Research examines how early-life microbial exposure trains the immune system to prevent long-term chronic disease

The hygiene hypothesis connects being exposed to microbes early in life with training the immune system to be stronger throughout life. And it argues that limiting exposure to microbes in childhood dysregulates the immune system, causing it to be prone to chronic inflammation and lead to disease outcomes like allergies and asthma later in life. We may not yet have a complete molecular-level understanding of how microbiomes train the immune system for optimal health, but we do know early-life, microbe-immune interactions on barrier surfaces, like a newborn’s skin, have lasting health impacts. And that when healthy microbiomes are absent, it can trigger a trajectory toward inflammation and disease.  

Recent research by Miqdad Dhariwala, PhD, and his group, titled “Commensal-myeloid Crosstalk in Neonatal Skin Regulates Interleukin-1 Signaling and Cutaneous type 17 Inflammation,” was just published in the journal Immunity. The study examines the interactions of myeloid immune cells, which are the primary sensors of microbial presence, with commensal, or friendly, microbes during early-life and its impact on long-term tissue health. Commensal microbes colonize barrier surfaces on or within the human body and benefit from the host environment while also rendering benefits to host health. Dhariwala and his group demonstrate that commensal microbes recruit classical monocytes to neonatal skin and interact with and integrate those signals, playing essential roles in health and immunity. Through a deep examination of the biology of microbes, this research revealed: 

• A deeper understanding of what monocytes are doing early on in life when interacting with microbes, revealing a previously unknown immune regulation role in the neonatal skin. 

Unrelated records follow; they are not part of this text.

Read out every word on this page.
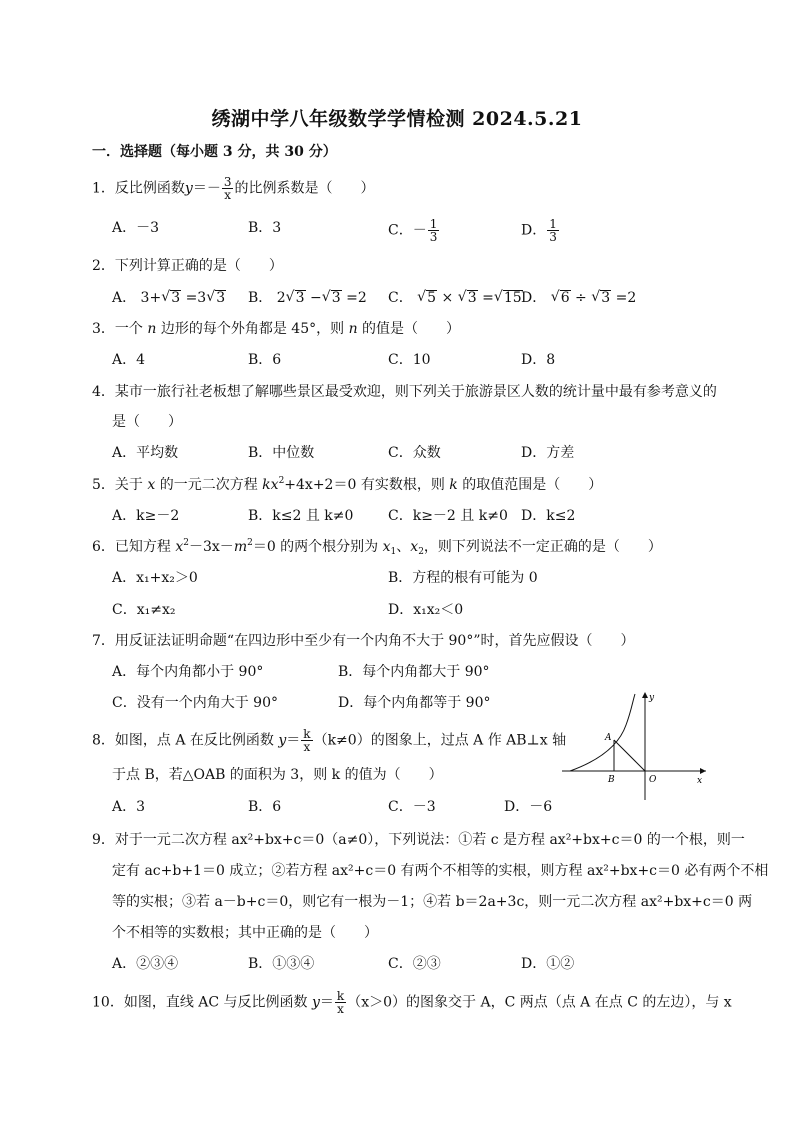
绣湖中学八年级数学学情检测 2024.5.21
一．选择题（每小题 3 分，共 30 分）
1．反比例函数$y=- \frac{3}{x}$ 的比例系数是（　　）
A．－3	B．3	C．－ $\frac{1}{3}$	D． $\frac{1}{3}$
2．下列计算正确的是（　　）
A． 3+ √ 3 =3 √ 3 B． 2 √ 3 − √ 3 =2 C． √ 5 × √ 3 = √ 15 D． √ 6 ÷ √ 3 =2
3．一个 n 边形的每个外角都是 45°，则 n 的值是（　　）
A．4	B．6	C．10	D．8
4．某市一旅行社老板想了解哪些景区最受欢迎，则下列关于旅游景区人数的统计量中最有参考意义的
是（　　）
A．平均数	B．中位数	C．众数	D．方差
5．关于 x 的一元二次方程 $kx^2+4x+2=0$ 有实数根，则 k 的取值范围是（　　）
A．k≥－2	B．k≤2 且 k≠0 C．k≥－2 且 k≠0 D．k≤2
6．已知方程 $x^2-3x-m^2=0$ 的两个根分别为 $x_1$、$x_2$，则下列说法不一定正确的是（　　）
A．x₁+x₂＞0	B．方程的根有可能为 0
C．x₁≠x₂	D．x₁x₂＜0
7．用反证法证明命题“在四边形中至少有一个内角不大于 90°”时，首先应假设（　　）
A．每个内角都小于 90°	B．每个内角都大于 90°
C．没有一个内角大于 90°	D．每个内角都等于 90°
8．如图，点 A 在反比例函数 $y= \frac{k}{x} (k\ne 0)$的图象上，过点 A 作 AB⊥x 轴
于点 B，若△OAB 的面积为 3，则 k 的值为（　　）
A．3	B．6	C．－3	D．－6
A
B	O
y
x
9．对于一元二次方程 ax²+bx+c＝0（a≠0），下列说法：①若 c 是方程 ax²+bx+c＝0 的一个根，则一
定有 ac+b+1＝0 成立；②若方程 ax²+c＝0 有两个不相等的实根，则方程 ax²+bx+c＝0 必有两个不相
等的实根；③若 a－b+c＝0，则它有一根为－1；④若 b＝2a+3c，则一元二次方程 ax²+bx+c＝0 两
个不相等的实数根；其中正确的是（　　）
A．②③④	B．①③④	C．②③	D．①②
10．如图，直线 AC 与反比例函数 $y= \frac{k}{x} (x>0)$的图象交于 A，C 两点（点 A 在点 C 的左边），与 x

• Exposing mice to a rich diversity of microbes and others to an environment stripped of microbes showed monocytes were present and peaked in numbers as early as postnatal day 3 in the skin of the rich environment but absent in the sterile environment. Finding these traditionally inflammatory cells present and in high numbers when a neonate is born healthy was surprising to the group that devised innovative strategies to dissect their biology during early life.   
• Figuring out how monocytes arrive and why led them to deplete those cells only in early life. They used single-cell RNA sequencing across all immune populations to capture the full genetic landscape of immune cells in the skin.  

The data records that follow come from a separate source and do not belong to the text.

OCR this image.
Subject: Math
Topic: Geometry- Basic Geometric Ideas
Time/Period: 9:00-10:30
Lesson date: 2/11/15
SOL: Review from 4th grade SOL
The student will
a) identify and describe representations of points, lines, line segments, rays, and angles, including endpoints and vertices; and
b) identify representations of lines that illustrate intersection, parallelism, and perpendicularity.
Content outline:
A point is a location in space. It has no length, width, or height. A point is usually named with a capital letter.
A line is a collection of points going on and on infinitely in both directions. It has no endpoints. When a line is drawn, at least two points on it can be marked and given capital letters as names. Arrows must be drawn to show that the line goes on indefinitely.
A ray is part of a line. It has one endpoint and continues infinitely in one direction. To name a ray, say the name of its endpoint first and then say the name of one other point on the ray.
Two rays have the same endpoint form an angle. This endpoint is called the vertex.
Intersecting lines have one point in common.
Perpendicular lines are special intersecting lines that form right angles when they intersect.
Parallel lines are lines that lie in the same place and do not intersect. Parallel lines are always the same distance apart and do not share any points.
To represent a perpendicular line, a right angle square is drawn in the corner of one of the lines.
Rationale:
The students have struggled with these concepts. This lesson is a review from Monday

• Immediately after the depletion of these monocytes, the programming of lymphocytes, the secondary responders of the immune system, began producing the inflammatory cytokine IL-17, which is typically produced in response to injury or bacterial infection.  
• Dhariwala and colleagues revealed that monocytes enter young skin to actually regulate and turn off inflammation, when we used to believe they turned the switch on for inflammation. They also tested adolescent and adult human skin and observed the same patterns in these monocytes.  

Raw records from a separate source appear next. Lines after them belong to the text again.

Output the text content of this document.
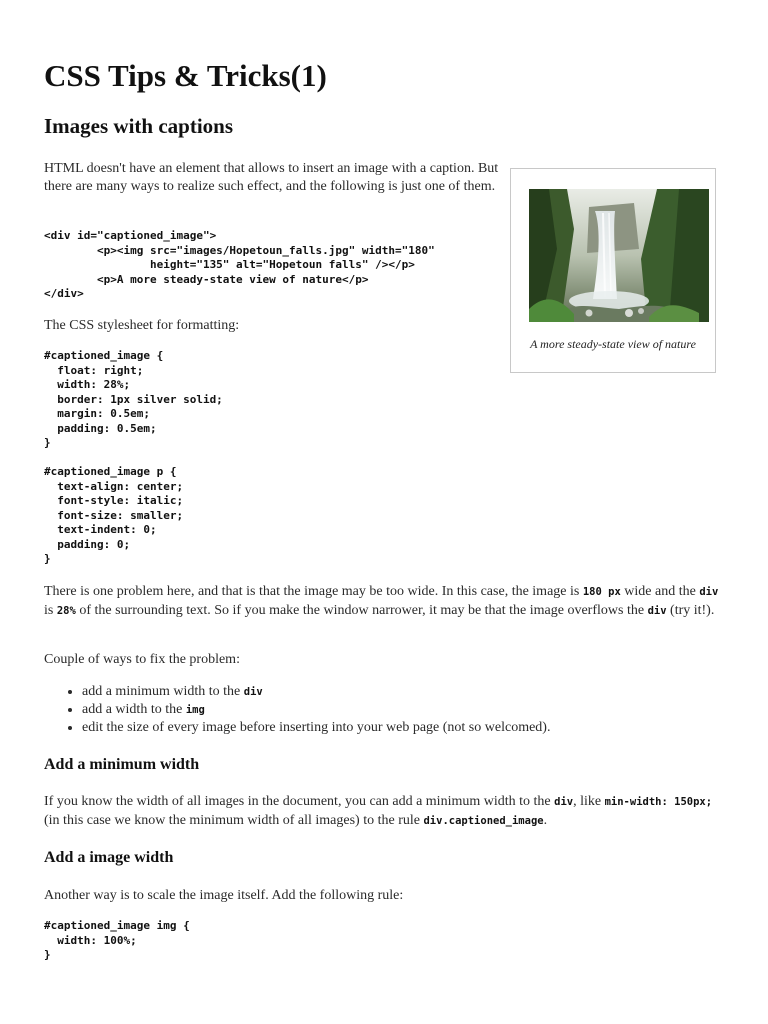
CSS Tips & Tricks(1)
Images with captions

HTML doesn't have an element that allows to insert an image with a caption. But there are many ways to realize such effect, and the following is just one of them.

<div id="captioned_image">
<p><img src="images/Hopetoun_falls.jpg" width="180"
height="135" alt="Hopetoun falls" /></p>
<p>A more steady-state view of nature</p>
</div>

The CSS stylesheet for formatting:

#captioned_image {
float: right;
width: 28%;
border: 1px silver solid;
margin: 0.5em;
padding: 0.5em;
}
#captioned_image p {
text-align: center;
font-style: italic;
font-size: smaller;
text-indent: 0;
padding: 0;
}

There is one problem here, and that is that the image may be too wide. In this case, the image is 180 px wide and the div is 28% of the surrounding text. So if you make the window narrower, it may be that the image overflows the div (try it!).

Couple of ways to fix the problem:

• add a minimum width to the div
• add a width to the img
• edit the size of every image before inserting into your web page (not so welcomed).
Add a minimum width

If you know the width of all images in the document, you can add a minimum width to the div, like min-width: 150px; (in this case we know the minimum width of all images) to the rule div.captioned_image.

Add a image width

Another way is to scale the image itself. Add the following rule:

#captioned_image img {
width: 100%;
}
A more steady-state view of nature
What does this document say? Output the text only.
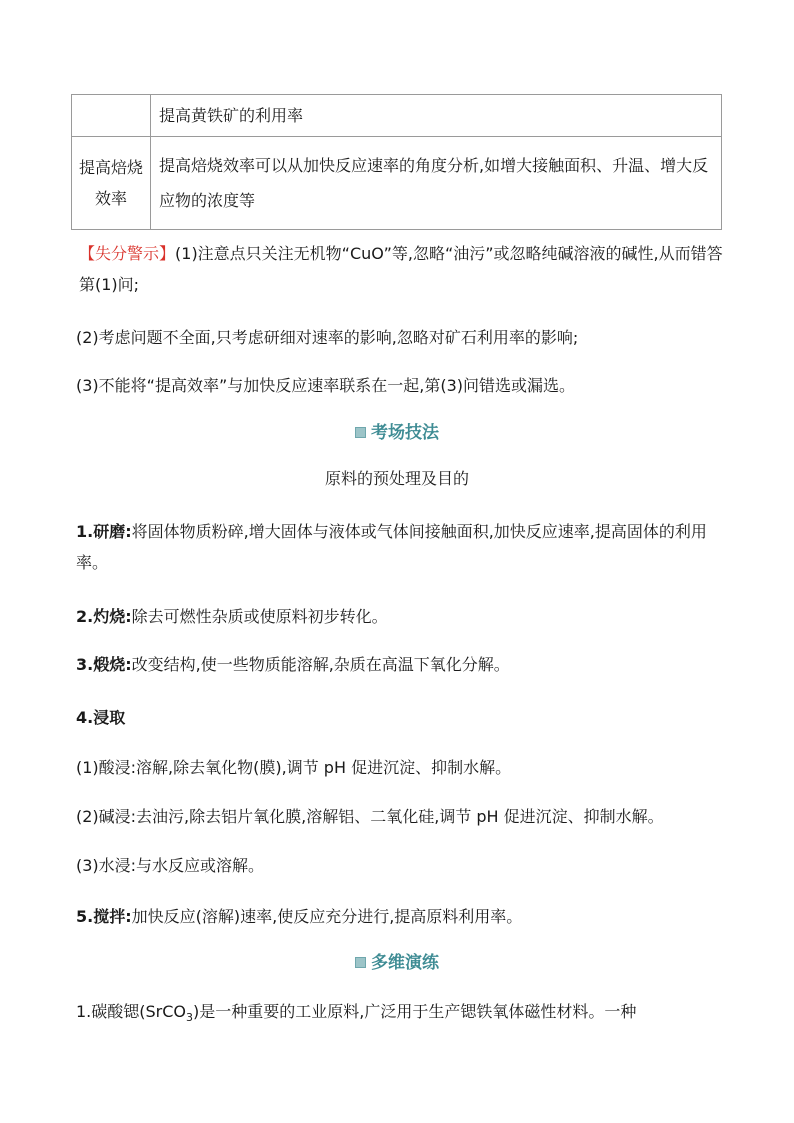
	提高黄铁矿的利用率
提高焙烧效率	提高焙烧效率可以从加快反应速率的角度分析,如增大接触面积、升温、增大反应物的浓度等
【失分警示】(1)注意点只关注无机物“CuO”等,忽略“油污”或忽略纯碱溶液的碱性,从而错答第(1)问;
(2)考虑问题不全面,只考虑研细对速率的影响,忽略对矿石利用率的影响;
(3)不能将“提高效率”与加快反应速率联系在一起,第(3)问错选或漏选。
考场技法
原料的预处理及目的
1.研磨:将固体物质粉碎,增大固体与液体或气体间接触面积,加快反应速率,提高固体的利用率。
2.灼烧:除去可燃性杂质或使原料初步转化。
3.煅烧:改变结构,使一些物质能溶解,杂质在高温下氧化分解。
4.浸取
(1)酸浸:溶解,除去氧化物(膜),调节 pH 促进沉淀、抑制水解。
(2)碱浸:去油污,除去铝片氧化膜,溶解铝、二氧化硅,调节 pH 促进沉淀、抑制水解。
(3)水浸:与水反应或溶解。
5.搅拌:加快反应(溶解)速率,使反应充分进行,提高原料利用率。
多维演练
1.碳酸锶(SrCO$_3$)是一种重要的工业原料,广泛用于生产锶铁氧体磁性材料。一种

• Mice with depleted monocytes in the neonatal window, who are producing large amounts of IL-17, were then exposed to a mouse model of psoriasis, a disease of the skin in which the IL-17 pathway drives disease pathogenesis. Interestingly, they demonstrated that mice where monocytes were depleted, when challenged with psoriasis in adulthood (when monocyte numbers had recovered), were more susceptible to this inflammatory disease.  
• Together, this study demonstrates the importance of early-life programming of immune cells in barrier sites and how critical this is to prevent the onset of chronic inflammatory diseases later in life.  

By demonstrating the unique functionality of monocytes during early life, Dhariwala and his laboratory colleagues at The Ohio State University Wexner Medical Center are determined to reveal the molecular mechanisms that govern microbial training of immune function in neonatal barrier tissues. Dhariwala received the prestigious National Institutes of Health Pathway to Independence Carrer Transition K99/R00 Award, which has helped him launch his independent research program here at Ohio State.